Ma ville préférée est celle où j’habite c’est-à-dire Berlin, juste parce que là-bas j’ai mon lit que je peux mixer directement dedans donc c’est assez pratique (sourire). Selon moi, la scène musicale de Londres est extraordinaire. Parce qu’à Londres il y a une culture très cosmopolite. Il y a beaucoup de Noirs, d’Indiens et je pense que cela contribue à faire de la musique underground très intéressante car il y a beaucoup de styles. C’est ce qui me manque un peu à Berlin, il n’y a pas ce mélange de cultures, il y a des DJs qui viennent du monde entier mais il n’y a pas autant de diversité dans la société, et c’est ce que j’adore à Londres. Musicalement parlant, Londres est donc ma ville préférée après Berlin.

Et si tu devais choisir entre Barcelone et Paris ?

Barcelone sans hésitation ! Car il fait beau, et il y a la plage (rires). J’adore Paris aussi, les producteurs français sont très bons mais si je devais vivre dans une autre ville que Berlin je choisirais Barcelone pour le soleil, la mer et la plage !

Sur quels critères te bases-tu pour choisir les artistes de ton label Boys Noize Record?
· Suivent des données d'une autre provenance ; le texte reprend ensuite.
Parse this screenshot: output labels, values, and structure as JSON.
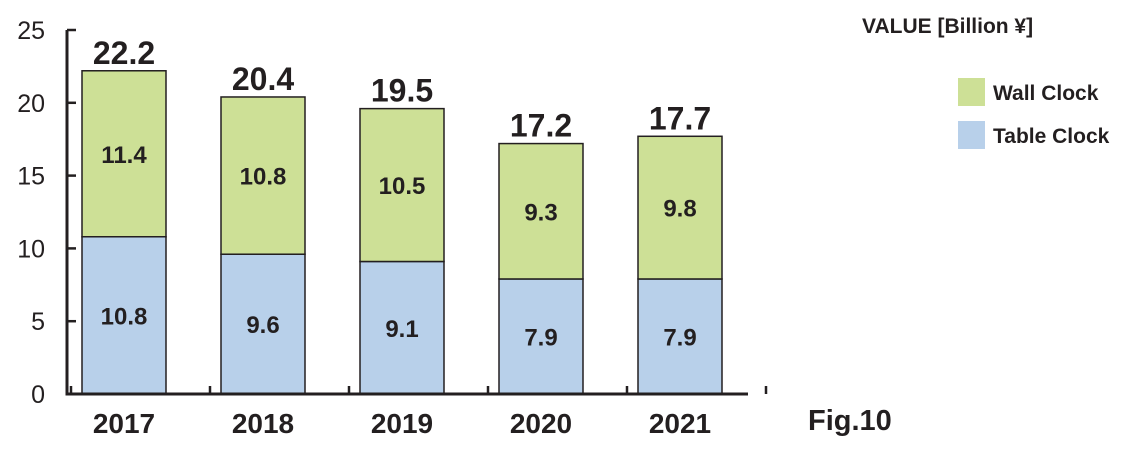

Je recherche des artistes qui ont leur propre sonorité, c’est très important pour moi. C’est comme quand on va dans un magasin de disques, tu en écoutes cent, tu en achètes trois car ces trois-là ont un son spécial ou un style particulier et intéressant. Et tous les artistes Boys Noize ont un style spécial. Par exemple, Housemeister travaille sans ordinateur juste avec des machines. J’essaie toujours de trouver des gens avec un style particulier.